Mosher: Trial Dog for Reform

Jonathan Mosher

Jonathan Mosher

Mosher is a “trial dog” who has a record of headline-making violent crime convictions. He advocates expanding existing programs to divert low-level nonviolent drug users into rehab programs. He praised the Tucson Police Department’s Deflection program, where officers can refer addicts into treatment rather than jail.

He also applauded the county prosecutor’s Community Justice Boards, where criminal juveniles go before a neighborhood board for “restorative justice” and building competencies for youth. Mosher said the idea should be expanded into the school system.

He supports the county’s Drug Treatment Alternative to Prison (DTAP) Program, which enables drug-addicted criminal defendants to plead guilty and enter a residential, therapeutic community treatment system. He said the DTAP program should come into play at the beginning of a criminal case, and not at the end with a conviction.

Mosher said, “I adore Barbara LaWall, but I’m not her. I’m going to do things differently. I am not running the office.”

To the point, he said “private prisons must go” and that marijuana should be legal in Arizona (currently, mere possession is a felony, except for medical marijuana cardholders.) “Nobody is going to do a minute of jail for simple possession of marijuana,” he says.

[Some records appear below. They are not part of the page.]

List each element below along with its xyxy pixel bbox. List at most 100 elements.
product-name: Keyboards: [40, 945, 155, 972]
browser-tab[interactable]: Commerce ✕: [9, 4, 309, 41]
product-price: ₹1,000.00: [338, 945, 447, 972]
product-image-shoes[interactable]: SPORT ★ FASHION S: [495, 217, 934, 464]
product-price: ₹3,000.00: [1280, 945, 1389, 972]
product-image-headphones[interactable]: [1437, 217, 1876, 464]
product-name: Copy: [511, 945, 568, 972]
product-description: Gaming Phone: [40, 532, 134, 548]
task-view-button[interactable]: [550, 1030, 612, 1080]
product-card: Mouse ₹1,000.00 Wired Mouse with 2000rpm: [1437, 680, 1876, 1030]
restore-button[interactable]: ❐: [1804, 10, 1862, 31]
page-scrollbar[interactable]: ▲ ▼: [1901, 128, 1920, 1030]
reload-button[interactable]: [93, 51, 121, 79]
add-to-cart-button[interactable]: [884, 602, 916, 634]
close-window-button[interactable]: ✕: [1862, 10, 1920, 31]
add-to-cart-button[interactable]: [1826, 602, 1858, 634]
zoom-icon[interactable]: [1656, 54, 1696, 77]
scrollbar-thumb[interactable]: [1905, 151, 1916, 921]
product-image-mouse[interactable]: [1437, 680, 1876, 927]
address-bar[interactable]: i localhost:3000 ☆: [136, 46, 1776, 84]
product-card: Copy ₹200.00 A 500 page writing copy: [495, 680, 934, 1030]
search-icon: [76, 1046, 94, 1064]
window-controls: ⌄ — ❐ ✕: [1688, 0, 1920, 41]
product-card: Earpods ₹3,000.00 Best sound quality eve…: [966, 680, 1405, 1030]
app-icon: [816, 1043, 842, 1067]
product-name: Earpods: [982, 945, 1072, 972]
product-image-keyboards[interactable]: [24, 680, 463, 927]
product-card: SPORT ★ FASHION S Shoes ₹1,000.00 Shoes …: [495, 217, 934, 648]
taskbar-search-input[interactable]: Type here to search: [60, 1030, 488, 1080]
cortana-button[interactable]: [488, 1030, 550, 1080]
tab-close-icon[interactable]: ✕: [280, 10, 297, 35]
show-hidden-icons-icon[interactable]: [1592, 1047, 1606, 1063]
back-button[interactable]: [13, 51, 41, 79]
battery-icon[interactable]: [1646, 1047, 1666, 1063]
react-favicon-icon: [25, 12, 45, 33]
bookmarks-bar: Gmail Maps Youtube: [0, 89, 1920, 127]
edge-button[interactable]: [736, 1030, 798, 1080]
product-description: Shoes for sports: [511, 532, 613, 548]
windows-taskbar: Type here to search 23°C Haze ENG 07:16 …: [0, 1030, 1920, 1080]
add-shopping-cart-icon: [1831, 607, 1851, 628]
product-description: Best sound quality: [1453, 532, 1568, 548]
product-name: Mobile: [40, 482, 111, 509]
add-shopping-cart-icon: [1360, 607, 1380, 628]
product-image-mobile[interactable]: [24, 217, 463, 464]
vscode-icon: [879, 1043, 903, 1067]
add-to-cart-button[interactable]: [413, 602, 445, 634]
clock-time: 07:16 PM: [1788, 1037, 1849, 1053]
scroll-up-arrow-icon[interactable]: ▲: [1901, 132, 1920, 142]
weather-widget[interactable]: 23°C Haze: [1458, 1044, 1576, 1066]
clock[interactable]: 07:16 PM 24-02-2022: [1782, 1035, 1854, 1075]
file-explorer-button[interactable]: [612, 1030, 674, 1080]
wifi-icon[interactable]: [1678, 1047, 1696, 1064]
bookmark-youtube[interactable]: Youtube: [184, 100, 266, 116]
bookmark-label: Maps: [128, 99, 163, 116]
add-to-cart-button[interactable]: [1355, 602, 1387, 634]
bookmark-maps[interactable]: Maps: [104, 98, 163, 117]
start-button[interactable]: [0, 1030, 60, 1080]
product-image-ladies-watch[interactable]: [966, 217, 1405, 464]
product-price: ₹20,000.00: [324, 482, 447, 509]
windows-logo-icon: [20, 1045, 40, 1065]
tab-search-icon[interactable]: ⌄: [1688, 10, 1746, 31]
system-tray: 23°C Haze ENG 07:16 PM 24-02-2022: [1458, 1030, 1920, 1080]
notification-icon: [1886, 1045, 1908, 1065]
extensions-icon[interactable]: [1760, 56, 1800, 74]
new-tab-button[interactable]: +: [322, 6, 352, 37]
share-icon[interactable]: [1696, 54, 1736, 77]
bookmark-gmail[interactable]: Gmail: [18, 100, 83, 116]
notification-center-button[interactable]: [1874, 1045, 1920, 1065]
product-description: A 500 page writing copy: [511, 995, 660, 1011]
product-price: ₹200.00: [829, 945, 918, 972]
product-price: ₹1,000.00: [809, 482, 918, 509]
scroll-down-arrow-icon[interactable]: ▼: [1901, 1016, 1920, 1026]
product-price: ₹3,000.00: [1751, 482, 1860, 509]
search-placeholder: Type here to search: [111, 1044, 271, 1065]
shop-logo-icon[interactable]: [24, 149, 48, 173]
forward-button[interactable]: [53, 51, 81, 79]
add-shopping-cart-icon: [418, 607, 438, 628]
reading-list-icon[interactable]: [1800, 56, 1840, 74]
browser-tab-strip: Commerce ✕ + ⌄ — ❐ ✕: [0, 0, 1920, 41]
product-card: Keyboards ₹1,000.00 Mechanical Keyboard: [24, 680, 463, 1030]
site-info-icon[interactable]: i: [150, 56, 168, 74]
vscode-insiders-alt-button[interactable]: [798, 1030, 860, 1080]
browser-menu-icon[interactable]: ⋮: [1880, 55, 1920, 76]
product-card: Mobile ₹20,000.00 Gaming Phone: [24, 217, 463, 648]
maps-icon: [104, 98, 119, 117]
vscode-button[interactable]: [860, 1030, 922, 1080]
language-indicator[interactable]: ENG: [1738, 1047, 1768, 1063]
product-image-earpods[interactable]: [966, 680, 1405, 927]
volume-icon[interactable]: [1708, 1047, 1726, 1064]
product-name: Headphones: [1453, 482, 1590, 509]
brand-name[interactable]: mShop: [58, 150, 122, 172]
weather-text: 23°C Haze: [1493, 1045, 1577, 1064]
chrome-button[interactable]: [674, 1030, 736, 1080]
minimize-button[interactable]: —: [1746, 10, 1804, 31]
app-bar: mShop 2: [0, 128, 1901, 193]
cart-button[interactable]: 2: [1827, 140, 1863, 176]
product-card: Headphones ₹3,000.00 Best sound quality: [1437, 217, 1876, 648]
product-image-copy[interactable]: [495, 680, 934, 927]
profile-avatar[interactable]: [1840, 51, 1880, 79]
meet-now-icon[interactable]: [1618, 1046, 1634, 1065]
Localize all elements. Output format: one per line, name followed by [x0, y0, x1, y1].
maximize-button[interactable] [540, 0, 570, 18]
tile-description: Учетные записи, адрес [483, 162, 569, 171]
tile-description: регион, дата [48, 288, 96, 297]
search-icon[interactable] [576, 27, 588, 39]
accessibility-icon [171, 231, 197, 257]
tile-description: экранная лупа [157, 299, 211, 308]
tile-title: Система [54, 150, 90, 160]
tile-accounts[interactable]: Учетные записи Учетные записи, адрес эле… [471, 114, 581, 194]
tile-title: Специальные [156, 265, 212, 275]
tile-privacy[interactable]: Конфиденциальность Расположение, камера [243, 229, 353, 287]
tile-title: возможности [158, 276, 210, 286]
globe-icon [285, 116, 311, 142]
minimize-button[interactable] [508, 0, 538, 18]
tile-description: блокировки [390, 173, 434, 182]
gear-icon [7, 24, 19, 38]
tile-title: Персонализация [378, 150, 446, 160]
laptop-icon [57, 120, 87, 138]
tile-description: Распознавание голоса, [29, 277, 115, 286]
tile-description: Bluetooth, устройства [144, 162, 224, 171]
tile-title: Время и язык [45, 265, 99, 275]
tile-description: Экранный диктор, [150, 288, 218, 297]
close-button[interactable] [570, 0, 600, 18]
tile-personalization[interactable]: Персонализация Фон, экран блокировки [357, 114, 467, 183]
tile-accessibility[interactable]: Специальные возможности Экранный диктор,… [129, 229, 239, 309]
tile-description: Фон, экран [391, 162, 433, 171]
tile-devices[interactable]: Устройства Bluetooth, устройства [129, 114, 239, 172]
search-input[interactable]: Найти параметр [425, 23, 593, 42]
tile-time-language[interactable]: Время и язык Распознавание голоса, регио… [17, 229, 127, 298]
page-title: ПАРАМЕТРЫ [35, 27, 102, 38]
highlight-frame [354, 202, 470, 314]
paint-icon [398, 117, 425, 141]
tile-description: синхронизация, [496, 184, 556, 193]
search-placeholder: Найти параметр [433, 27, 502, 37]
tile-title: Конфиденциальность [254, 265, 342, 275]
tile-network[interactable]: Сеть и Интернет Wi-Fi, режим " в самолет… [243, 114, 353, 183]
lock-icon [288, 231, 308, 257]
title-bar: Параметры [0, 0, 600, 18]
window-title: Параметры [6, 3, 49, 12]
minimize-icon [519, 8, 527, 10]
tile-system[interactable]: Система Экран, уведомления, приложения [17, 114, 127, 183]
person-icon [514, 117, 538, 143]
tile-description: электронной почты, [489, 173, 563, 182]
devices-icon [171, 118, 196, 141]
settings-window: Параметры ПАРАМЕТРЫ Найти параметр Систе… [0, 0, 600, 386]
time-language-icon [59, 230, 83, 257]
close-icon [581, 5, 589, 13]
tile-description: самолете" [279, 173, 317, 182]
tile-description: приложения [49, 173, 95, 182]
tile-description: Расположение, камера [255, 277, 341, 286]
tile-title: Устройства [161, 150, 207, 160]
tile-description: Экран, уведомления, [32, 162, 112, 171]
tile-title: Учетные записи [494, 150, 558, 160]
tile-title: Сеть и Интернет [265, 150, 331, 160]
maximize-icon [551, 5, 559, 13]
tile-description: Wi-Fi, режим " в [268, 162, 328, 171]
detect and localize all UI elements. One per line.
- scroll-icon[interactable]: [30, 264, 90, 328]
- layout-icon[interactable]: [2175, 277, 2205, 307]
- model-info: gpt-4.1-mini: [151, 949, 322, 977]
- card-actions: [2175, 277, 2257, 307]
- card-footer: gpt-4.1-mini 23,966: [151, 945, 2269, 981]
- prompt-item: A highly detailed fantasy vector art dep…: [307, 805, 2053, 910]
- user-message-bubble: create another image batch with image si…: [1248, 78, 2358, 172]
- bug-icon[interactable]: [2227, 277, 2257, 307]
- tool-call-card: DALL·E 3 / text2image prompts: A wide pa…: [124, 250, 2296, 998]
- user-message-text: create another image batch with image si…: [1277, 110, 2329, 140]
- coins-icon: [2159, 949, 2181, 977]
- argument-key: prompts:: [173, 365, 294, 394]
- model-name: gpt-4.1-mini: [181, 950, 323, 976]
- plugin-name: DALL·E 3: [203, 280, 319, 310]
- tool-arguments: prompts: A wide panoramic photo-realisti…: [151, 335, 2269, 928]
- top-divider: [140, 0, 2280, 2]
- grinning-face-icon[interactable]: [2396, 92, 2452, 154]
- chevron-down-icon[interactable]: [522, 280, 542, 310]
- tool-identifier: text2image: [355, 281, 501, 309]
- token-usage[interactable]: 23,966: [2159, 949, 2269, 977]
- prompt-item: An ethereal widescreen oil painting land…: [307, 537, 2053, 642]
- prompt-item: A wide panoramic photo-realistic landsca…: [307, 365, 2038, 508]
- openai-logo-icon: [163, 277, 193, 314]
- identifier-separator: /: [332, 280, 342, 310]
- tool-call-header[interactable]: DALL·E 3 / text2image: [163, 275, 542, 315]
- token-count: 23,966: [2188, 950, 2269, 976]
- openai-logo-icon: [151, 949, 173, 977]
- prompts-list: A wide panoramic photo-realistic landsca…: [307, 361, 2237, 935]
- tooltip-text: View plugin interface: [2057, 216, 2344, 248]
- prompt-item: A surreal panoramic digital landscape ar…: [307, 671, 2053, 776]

He said LaWall, his immediate boss, has assigned him a death penalty case involving a serial child murderer. “I don’t make the decision about that,” he said.

“Let me be clear, we will not be seeking the death penalty if I’m elected to be county attorney.  We’re getting rid of the death penalty. It’s tremendously wasteful of resources, can use resources in other ways,” Mosher said.

A Crime Fighter

Mark Diebolt

Mark Diebolt

Diebolt is campaigning on having the most experience prosecuting violent crimes of anyone in Arizona. A political newcomer, his remarks were brief, and he asked the moderator when the debate would be over.

“Violence is where we need to pay attention,” he said. “This includes guns in the wrong hands, causing 50-70 homicides in a year in the county, and also drive-by shootings and aggravated assault. I can recognize people who need prosecutorial attention by looking at what they are doing. Violent crime is what we need to focus on.”

Regarding domestic violence, he said, “Violence is violence, whether it’s against a family member or a stranger. When domestic violence escalates to a felony, we take a lot of cases trial. I’ve been there for 23 years, and I identify people who are a danger to the community. This is no different from identifying domestic abusers.”

He added that he opposed “spending millions and millions and millions of dollars on the death penalty.”

He also opposes sending low-level nonviolent drug abusers to prison. “We get them when they have ¼ gram of meth on them and it’s their fourth time. You try to get them into treatment. I don’t know how many will go voluntarily to treatment. Can we force them? Some say ‘I’ll go to prison before I go to treatment.’ Prison is easy, real life is hard. What is the cost of incarceration versus treating? I don’t know. We should take the costs of jail, police officers and detectives, and spend it on something else.”

“What bothers me, a lot of these people are just using drugs. A percentage of these people are not working. They are stealing, selling drugs, and breaking into cars. If you let them out of jail you run the risk of them finding drugs again and getting high for the day. Should you spend long periods of time in jail? No. What are the cops supposed to do with them? They’ll arrest them and take them to jail. But we can charge them with a misdemeanor so they don’t have to go to jail.”

The Democratic primary is on August 4, 2020.